On Wed, Feb 14, 2024 at 03:31:16PM +0000, Bertrand Drouvot wrote:
> On Sat, Feb 10, 2024 at 05:02:27PM -0800, Noah Misch wrote:
> > The 035_standby_logical_decoding.pl hang is
> > a race condition arising from an event sequence like this:
> >
> > - Test script sends CREATE SUBSCRIPTION to subscriber, which loses the CPU.
> > - Test script calls pg_log_standby_snapshot() on primary. Emits XLOG_RUNNING_XACTS.
> > - checkpoint_timeout makes a primary checkpoint finish. Emits XLOG_RUNNING_XACTS.
> > - bgwriter executes LOG_SNAPSHOT_INTERVAL_MS logic. Emits XLOG_RUNNING_XACTS.

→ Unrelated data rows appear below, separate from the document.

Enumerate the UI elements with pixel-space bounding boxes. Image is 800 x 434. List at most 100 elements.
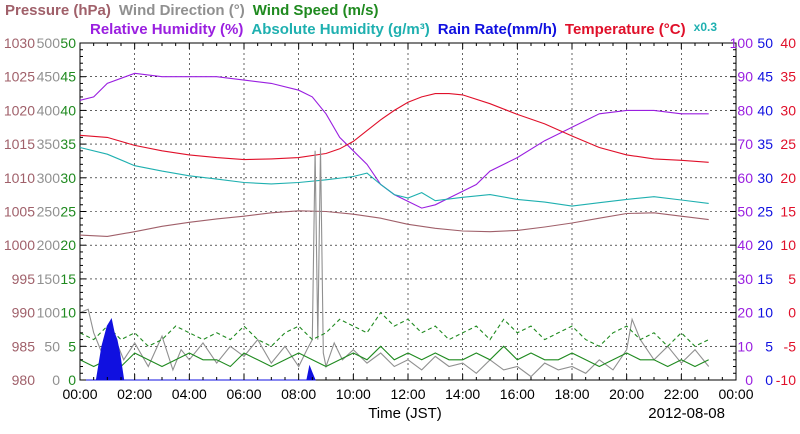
pressure-tick-label: 980 [12,372,36,388]
rain-rate-tick-label: 35 [757,136,773,152]
series-wind-speed-m-s [79,345,709,368]
wind-speed-tick-label: 15 [60,271,76,287]
temperature-tick-label: 10 [780,237,796,253]
title-segment: Wind Speed (m/s) [253,2,379,19]
wind-speed-tick-label: 0 [68,372,76,388]
temperature-tick-label: -10 [776,372,796,388]
rain-rate-tick-label: 50 [757,35,773,51]
wind-speed-tick-label: 30 [60,170,76,186]
wind-direction-tick-label: 350 [37,136,61,152]
x-tick-label: 20:00 [609,386,644,402]
title-segment: Wind Direction (°) [119,2,245,19]
rain-rate-tick-label: 25 [757,204,773,220]
rain-rate-tick-label: 45 [757,69,773,85]
temperature-tick-label: 35 [780,69,796,85]
subtitle-segment: Temperature (°C) [565,21,686,38]
humidity-tick-label: 60 [737,170,753,186]
subtitle-segment: Absolute Humidity (g/m³) [251,21,429,38]
humidity-tick-label: 90 [737,69,753,85]
wind-speed-tick-label: 50 [60,35,76,51]
series-wind-speed-m-s [79,311,709,348]
pressure-tick-label: 985 [12,338,36,354]
temperature-tick-label: 5 [788,271,796,287]
humidity-tick-label: 0 [745,372,753,388]
x-tick-label: 02:00 [117,386,152,402]
humidity-tick-label: 30 [737,271,753,287]
wind-speed-tick-label: 40 [60,102,76,118]
pressure-tick-label: 1005 [4,204,35,220]
x-tick-label: 08:00 [281,386,316,402]
x-tick-label: 06:00 [226,386,261,402]
wind-direction-tick-label: 250 [37,204,61,220]
humidity-tick-label: 10 [737,338,753,354]
x-tick-label: 22:00 [664,386,699,402]
rain-rate-tick-label: 30 [757,170,773,186]
wind-direction-tick-label: 0 [52,372,60,388]
humidity-tick-label: 20 [737,305,753,321]
chart-title-line1: Pressure (hPa) Wind Direction (°) Wind Spe… [5,2,378,19]
temperature-tick-label: 40 [780,35,796,51]
wind-speed-tick-label: 45 [60,69,76,85]
series-rain-rate [80,317,316,381]
pressure-tick-label: 1025 [4,69,35,85]
subtitle-segment: Rain Rate(mm/h) [438,21,557,38]
grid-lines [80,43,736,380]
temperature-tick-label: 25 [780,136,796,152]
rain-rate-tick-label: 20 [757,237,773,253]
wind-speed-tick-label: 10 [60,305,76,321]
humidity-tick-label: 80 [737,102,753,118]
title-segment: Pressure (hPa) [5,2,111,19]
temperature-tick-label: 30 [780,102,796,118]
wind-direction-tick-label: 450 [37,69,61,85]
rain-rate-tick-label: 5 [765,338,773,354]
pressure-tick-label: 1020 [4,102,35,118]
subtitle-segment: x0.3 [694,20,718,34]
pressure-tick-label: 990 [12,305,36,321]
pressure-tick-label: 1015 [4,136,35,152]
wind-speed-tick-label: 20 [60,237,76,253]
pressure-tick-label: 995 [12,271,36,287]
wind-direction-tick-label: 50 [44,338,60,354]
humidity-tick-label: 70 [737,136,753,152]
wind-direction-tick-label: 300 [37,170,61,186]
series-wind-direction [79,147,710,378]
temperature-tick-label: -5 [784,338,797,354]
x-tick-label: 18:00 [554,386,589,402]
series-absolute-humidity-g-m [79,146,709,207]
wind-speed-tick-label: 5 [68,338,76,354]
x-tick-label: 00:00 [62,386,97,402]
x-tick-label: 04:00 [172,386,207,402]
axis-labels: 1030102510201015101010051000995990985980… [4,35,796,402]
wind-speed-tick-label: 25 [60,204,76,220]
temperature-tick-label: 15 [780,204,796,220]
x-axis-label: Time (JST) [368,405,442,422]
humidity-tick-label: 50 [737,204,753,220]
chart-title-line2: Relative Humidity (%) Absolute Humidity (… [90,20,717,38]
wind-direction-tick-label: 100 [37,305,61,321]
humidity-tick-label: 40 [737,237,753,253]
x-tick-label: 14:00 [445,386,480,402]
data-series [79,72,710,381]
wind-direction-tick-label: 150 [37,271,61,287]
rain-rate-tick-label: 40 [757,102,773,118]
x-tick-label: 00:00 [718,386,753,402]
rain-rate-tick-label: 10 [757,305,773,321]
wind-direction-tick-label: 200 [37,237,61,253]
date-label: 2012-08-08 [648,405,725,422]
wind-direction-tick-label: 500 [37,35,61,51]
humidity-tick-label: 100 [730,35,754,51]
pressure-tick-label: 1030 [4,35,35,51]
subtitle-segment: Relative Humidity (%) [90,21,243,38]
temperature-tick-label: 0 [788,305,796,321]
x-tick-label: 16:00 [500,386,535,402]
series-temperature-c [79,93,709,163]
pressure-tick-label: 1010 [4,170,35,186]
pressure-tick-label: 1000 [4,237,35,253]
temperature-tick-label: 20 [780,170,796,186]
wind-speed-tick-label: 35 [60,136,76,152]
rain-rate-tick-label: 15 [757,271,773,287]
x-tick-label: 12:00 [390,386,425,402]
series-pressure-hpa [79,210,709,237]
rain-rate-tick-label: 0 [765,372,773,388]
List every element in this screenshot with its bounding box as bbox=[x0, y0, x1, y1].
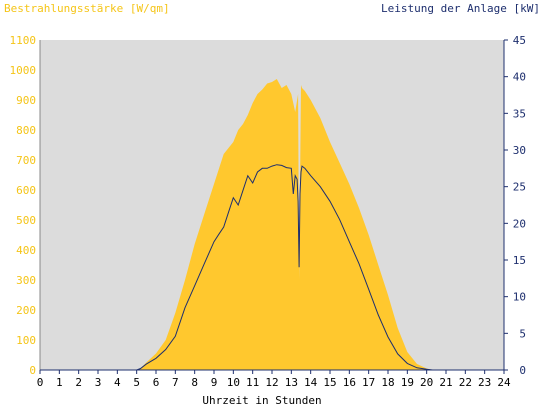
left-tick-label: 300 bbox=[16, 274, 36, 287]
left-tick-label: 900 bbox=[16, 94, 36, 107]
x-tick-label: 14 bbox=[304, 376, 318, 389]
x-tick-label: 6 bbox=[153, 376, 160, 389]
x-tick-label: 11 bbox=[246, 376, 259, 389]
x-tick-label: 16 bbox=[343, 376, 356, 389]
left-axis-ticks: 0 100 200 300 400 500 600 700 800 900 1000 1100 bbox=[10, 34, 37, 377]
left-tick-label: 800 bbox=[16, 124, 36, 137]
left-tick-label: 500 bbox=[16, 214, 36, 227]
right-axis-ticks: 0 5 10 15 20 25 30 35 40 45 bbox=[504, 34, 526, 377]
x-tick-label: 15 bbox=[323, 376, 336, 389]
right-axis-title: Leistung der Anlage [kW] bbox=[381, 2, 540, 15]
left-tick-label: 1000 bbox=[10, 64, 37, 77]
left-tick-label: 700 bbox=[16, 154, 36, 167]
x-tick-label: 2 bbox=[75, 376, 82, 389]
x-tick-label: 19 bbox=[401, 376, 414, 389]
x-axis-title: Uhrzeit in Stunden bbox=[202, 394, 321, 407]
x-tick-label: 13 bbox=[285, 376, 298, 389]
right-tick-label: 10 bbox=[513, 291, 526, 304]
left-tick-label: 600 bbox=[16, 184, 36, 197]
right-tick-label: 25 bbox=[513, 181, 526, 194]
x-tick-label: 20 bbox=[420, 376, 433, 389]
x-tick-label: 12 bbox=[265, 376, 278, 389]
right-tick-label: 45 bbox=[513, 34, 526, 47]
x-axis-ticks: 0 1 2 3 4 5 6 7 8 9 10 11 12 13 14 15 16 17 18 19 20 21 22 23 24 bbox=[37, 370, 511, 389]
left-axis-title: Bestrahlungsstärke [W/qm] bbox=[4, 2, 170, 15]
x-tick-label: 5 bbox=[133, 376, 140, 389]
x-tick-label: 7 bbox=[172, 376, 179, 389]
right-tick-label: 0 bbox=[519, 364, 526, 377]
right-tick-label: 5 bbox=[519, 327, 526, 340]
x-tick-label: 0 bbox=[37, 376, 44, 389]
right-tick-label: 30 bbox=[513, 144, 526, 157]
left-tick-label: 200 bbox=[16, 304, 36, 317]
x-tick-label: 1 bbox=[56, 376, 63, 389]
x-tick-label: 10 bbox=[227, 376, 240, 389]
left-tick-label: 100 bbox=[16, 334, 36, 347]
x-tick-label: 22 bbox=[459, 376, 472, 389]
x-tick-label: 8 bbox=[191, 376, 198, 389]
left-tick-label: 0 bbox=[29, 364, 36, 377]
x-tick-label: 23 bbox=[478, 376, 491, 389]
x-tick-label: 9 bbox=[211, 376, 218, 389]
power-line bbox=[40, 164, 504, 371]
right-tick-label: 40 bbox=[513, 71, 526, 84]
x-tick-label: 4 bbox=[114, 376, 121, 389]
left-tick-label: 1100 bbox=[10, 34, 37, 47]
right-tick-label: 15 bbox=[513, 254, 526, 267]
left-tick-label: 400 bbox=[16, 244, 36, 257]
x-tick-label: 17 bbox=[362, 376, 375, 389]
right-tick-label: 35 bbox=[513, 107, 526, 120]
right-tick-label: 20 bbox=[513, 217, 526, 230]
x-tick-label: 21 bbox=[439, 376, 452, 389]
x-tick-label: 24 bbox=[497, 376, 511, 389]
x-tick-label: 18 bbox=[381, 376, 394, 389]
irradiance-area bbox=[40, 79, 504, 370]
x-tick-label: 3 bbox=[95, 376, 102, 389]
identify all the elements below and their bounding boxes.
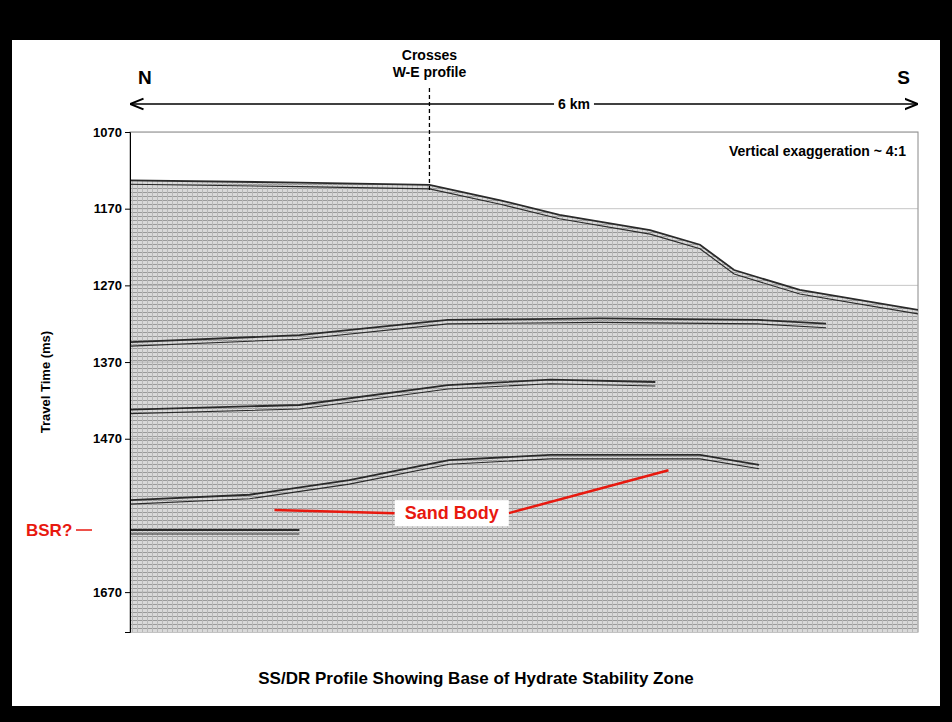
- grid-line: [130, 592, 918, 593]
- tick-label: 1270: [93, 278, 122, 293]
- tick-label: 1670: [93, 585, 122, 600]
- leader-line: [274, 510, 394, 513]
- tick-label: 1370: [93, 355, 122, 370]
- direction-label: N: [138, 67, 152, 88]
- crossing-label: CrossesW-E profile: [393, 47, 467, 80]
- note: Vertical exaggeration ~ 4:1: [729, 143, 906, 159]
- reflector: [130, 184, 918, 314]
- reflector: [130, 318, 826, 342]
- reflector: [130, 384, 655, 414]
- bsr-label: BSR?: [26, 521, 72, 540]
- seismic-texture: [130, 180, 918, 632]
- tick-label: 1470: [93, 431, 122, 446]
- grid-line: [130, 132, 918, 133]
- tick-mark: [125, 439, 130, 440]
- tick: 1270: [93, 278, 130, 293]
- grid-line: [130, 208, 918, 209]
- title: SS/DR Profile Showing Base of Hydrate St…: [258, 669, 693, 688]
- sand-body-label: Sand Body: [405, 503, 499, 523]
- tick: 1070: [93, 125, 130, 140]
- reflector: [130, 322, 826, 346]
- tick-label: 1170: [94, 201, 122, 216]
- reflector: [130, 180, 918, 310]
- grid-line: [130, 362, 918, 363]
- chart-root: 1070 1170 1270 1370 1470 1670 Travel Time (ms)…: [0, 0, 952, 722]
- tick: 1170: [94, 201, 130, 216]
- reflector: [130, 533, 299, 534]
- background: [0, 0, 952, 722]
- label-patch: [395, 500, 509, 526]
- tick-mark: [125, 285, 130, 286]
- panel: [12, 40, 940, 706]
- data-layer: [130, 132, 918, 632]
- direction-label: S: [897, 67, 910, 88]
- tick-mark: [125, 592, 130, 593]
- reflector: [130, 455, 759, 500]
- reflector: [130, 529, 299, 531]
- distance-label: 6 km: [558, 96, 590, 112]
- grid-line: [130, 285, 918, 286]
- y-axis: 1070 1170 1270 1370 1470 1670: [93, 125, 130, 633]
- distance-arrow: [130, 103, 918, 105]
- tick: 1470: [93, 431, 130, 446]
- tick-mark: [125, 132, 130, 133]
- bsr-tick: [76, 529, 92, 531]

> > - CREATE SUBSCRIPTION wakes up and sends CREATE_REPLICATION_SLOT to standby.
> >
> > Other test code already has a solution for this, so the attached patches add a
> > timeout and copy the existing solution. I'm also attaching the hack that
> > makes it 100% reproducible.
> I did a few tests and confirm that the proposed solution fixes the corner case.
Thanks for reviewing.
> What about creating a sub, say wait_for_restart_lsn_calculation() in Cluster.pm
> and then make use of it in create_logical_slot_on_standby() and above? (something
> like wait_for_restart_lsn_calculation-v1.patch attached).
Waiting for restart_lsn is just a prerequisite for calling
pg_log_standby_snapshot(), so I wouldn't separate those two. If we're
extracting a sub, I would move the pg_log_standby_snapshot() call into the sub
and make the API like one of these:
$standby->wait_for_subscription_starting_point($primary, $slot_name);
$primary->log_standby_snapshot($standby, $slot_name);
Would you like to finish the patch in such a way?